Son grand-père jouait au Père Noël pendant le temps des Fêtes chez Dupuis Frères, près de l’actuelle place Émilie-Gamelin. Sa grand-mère et sa mère faisaient rarement leurs courses au « centre-ville ». Depuis la pandémie, un peu comme tout le monde, Jean-Sébastien Girard achète presque tout en ligne. « Je consomme encore beaucoup. Je remplis souvent mon panier Amazon. »

Le Québec à la traîne

Une des explications du déclin des centres commerciaux est là, dans le grand virage virtuel.

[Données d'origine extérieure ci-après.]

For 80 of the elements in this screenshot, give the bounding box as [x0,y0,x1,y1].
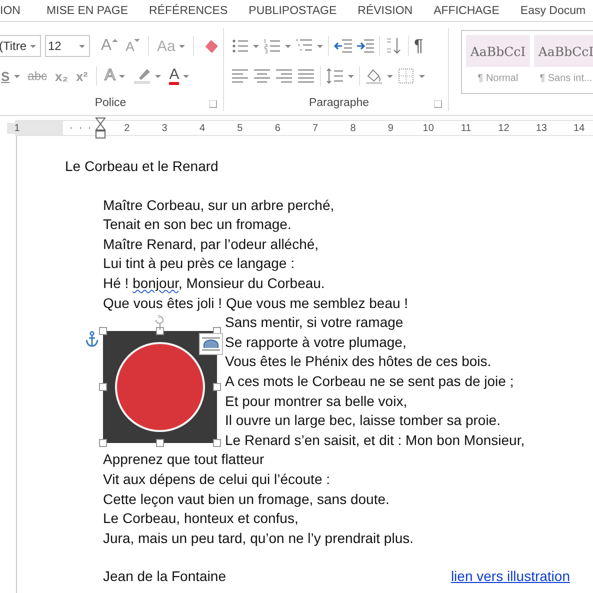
ribbon-tab[interactable]: ION [0,4,20,16]
group-label: Police [94,97,126,109]
layout-options-button[interactable] [199,333,223,356]
poem-line: Et pour montrer sa belle voix, [225,392,408,411]
numbered-list-icon [263,37,281,55]
caret-icon[interactable] [387,74,393,78]
poem-line: Jura, mais un peu tard, qu’on ne l’y prendrait plus. [103,528,414,548]
poem-line: Apprenez que tout flatteur [103,450,264,470]
poem-line: Lui tint à peu près ce langage : [103,254,294,274]
caret-icon[interactable] [317,44,323,48]
ribbon-tab[interactable]: PUBLIPOSTAGE [248,4,337,16]
ruler-number: 7 [296,122,334,134]
align-left-icon [231,67,249,85]
caret-icon[interactable] [155,74,162,78]
anchor-icon [85,331,99,348]
eraser-icon [202,37,220,55]
poem-line: Vit aux dépens de celui qui l’écoute : [103,470,330,489]
poem-line: Hé ! bonjour, Monsieur du Corbeau. [103,274,325,293]
caret-icon[interactable] [285,44,291,48]
resize-handle[interactable] [156,439,164,448]
highlighter-icon [133,67,152,85]
author-name: Jean de la Fontaine [103,567,226,586]
resize-handle[interactable] [99,383,107,392]
align-center-icon [253,67,271,85]
resize-handle[interactable] [99,439,107,448]
ribbon-tab[interactable]: Easy Docum [520,4,586,16]
line-spacing-icon [326,67,344,85]
resize-handle[interactable] [213,439,221,448]
resize-handle[interactable] [213,383,221,392]
increase-indent-icon [356,37,374,55]
borders-icon [397,67,415,85]
poem-line: Se rapporte à votre plumage, [225,332,406,352]
poem-line: Cette leçon vaut bien un fromage, sans doute. [103,490,390,509]
dialog-launcher-icon[interactable] [434,100,442,108]
caret-icon[interactable] [179,44,186,48]
caret-icon[interactable] [348,74,354,78]
poem-line: Il ouvre un large bec, laisse tomber sa proie. [225,411,500,430]
sort-icon [385,37,403,55]
ruler-number: 6 [258,122,296,134]
ribbon-tab[interactable]: RÉVISION [358,4,413,16]
ruler-number: 8 [334,122,372,134]
caret-icon[interactable] [253,44,259,48]
poem-line: Maître Corbeau, sur un arbre perché, [103,196,334,215]
dialog-launcher-icon[interactable] [209,100,217,108]
caret-icon[interactable] [419,74,425,78]
align-right-icon [275,67,293,85]
justify-icon [297,67,315,85]
paint-bucket-icon [365,67,383,85]
show-marks-button[interactable]: ¶ [413,35,424,57]
poem-line: A ces mots le Corbeau ne se sent pas de joie ; [225,372,514,391]
underline-button[interactable]: S [0,65,23,87]
poem-line: Vous êtes le Phénix des hôtes de ces bois. [225,352,492,372]
poem-line: Le Corbeau, honteux et confus, [103,509,298,528]
font-size-dropdown[interactable]: 12 [45,35,90,57]
poem-line: Tenait en son bec un fromage. [103,215,292,234]
ribbon-tab[interactable]: MISE EN PAGE [46,4,128,16]
resize-handle[interactable] [156,327,164,336]
caret-icon[interactable] [14,74,20,78]
poem-line: Que vous êtes joli ! Que vous me semblez beau ! [103,294,408,313]
photo-placeholder[interactable] [103,331,217,444]
ribbon-tab[interactable]: AFFICHAGE [434,4,500,16]
indent-marker-icon[interactable] [95,117,106,139]
caret-icon[interactable] [119,74,126,78]
ruler-number: 10 [410,122,448,134]
document-title: Le Corbeau et le Renard [65,157,220,176]
font-color-button[interactable]: A [166,65,192,87]
caret-icon[interactable] [183,74,190,78]
ruler-number: 11 [447,122,485,134]
poem-line: Maître Renard, par l’odeur alléché, [103,234,319,254]
ruler-number: 3 [146,122,184,134]
poem-line: Sans mentir, si votre ramage [225,313,404,332]
poem-line: Le Renard s’en saisit, et dit : Mon bon Monsieur, [225,430,525,450]
ruler-number: 5 [221,122,259,134]
ribbon-tab[interactable]: RÉFÉRENCES [149,4,228,16]
decrease-indent-icon [334,37,352,55]
bulleted-list-icon [231,37,249,55]
illustration-link[interactable]: lien vers illustration [450,567,570,587]
resize-handle[interactable] [99,327,107,336]
group-label: Paragraphe [308,97,370,109]
font-name-dropdown[interactable]: (Titre [0,35,41,57]
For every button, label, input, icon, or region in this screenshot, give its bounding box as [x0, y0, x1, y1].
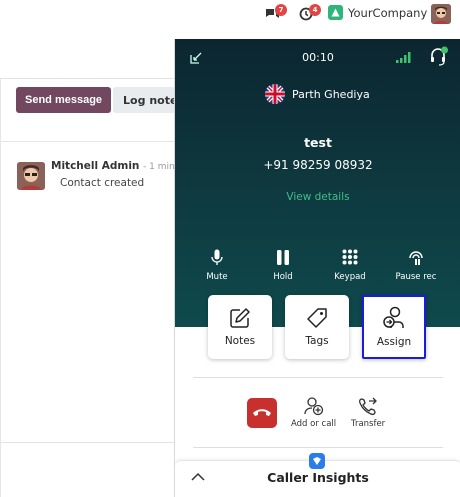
- cards-divider: [193, 377, 443, 378]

Les centres de grande surface, comme Dix30, ont offert pour la première fois une concurrence acharnée aux centres commerciaux. Le commerce en ligne menace à son tour tous ces points de vente.

La Place Versailles devrait donc disparaître, tout comme le Centre Rockland, à Ville Mont-Royal, et des dizaines d’autres temples de la surconsommation au Québec.

«C’est clair: c’est une des choses qui vont disparaître dans les années à venir en raison de transformations beaucoup plus radicales des habitudes de consommation», estime Gérard Beaudet, spécialiste de l’urbanisme métropolitain et professeur à l’Université de Montréal. « Aux États-Unis, cette transformation est en cours depuis longtemps. Les grands et même les très grands centres ont été complètement abandonnés. Beaucoup ont été démolis, d’autres transformés en cliniques médicales ou en tours de bureaux. Il est donc assez étonnant que nous ne soyons pas plus avancés dans ce mouvement au Québec. »

Il attribue ce retard à des règles d’urbanisme trop laxistes qui permettent la poursuite de l’étalement urbain, avec des banlieues en constante expansion, à l’image de l’Univers, après le Big Bang. Le projet Royalmount, à l’intersection des autoroutes 15 et 40, sur l’île de Montréal, montre un autre exemple étonnant de développement centré sur le commerce — en l’occurrence sur la consommation de luxe.

Le professeur Beaudet rappelle que l’attentat terroriste de mars à Moscou a eu lieu dans un endroit similaire. On les retrouve maintenant partout, en Turquie, aux Émirats arabes unis, en Asie… « C’est un projet extraordinaire dans un pays comme le Québec. C’est le genre d’équipement que l’on construit dans les pays arabes pour se positionner sur la scène du tourisme international et de la consommation haut de gamme. Le Royalmount est développé comme dans ces pays, à un carrefour routier. »

« Si jamais on ajoute du logement, cela risque d’attirer les spéculateurs. Cela ne fera pas un quartier de qualité : ce sera une enclave dédiée à l’hyperconsommation », note l’urbaniste.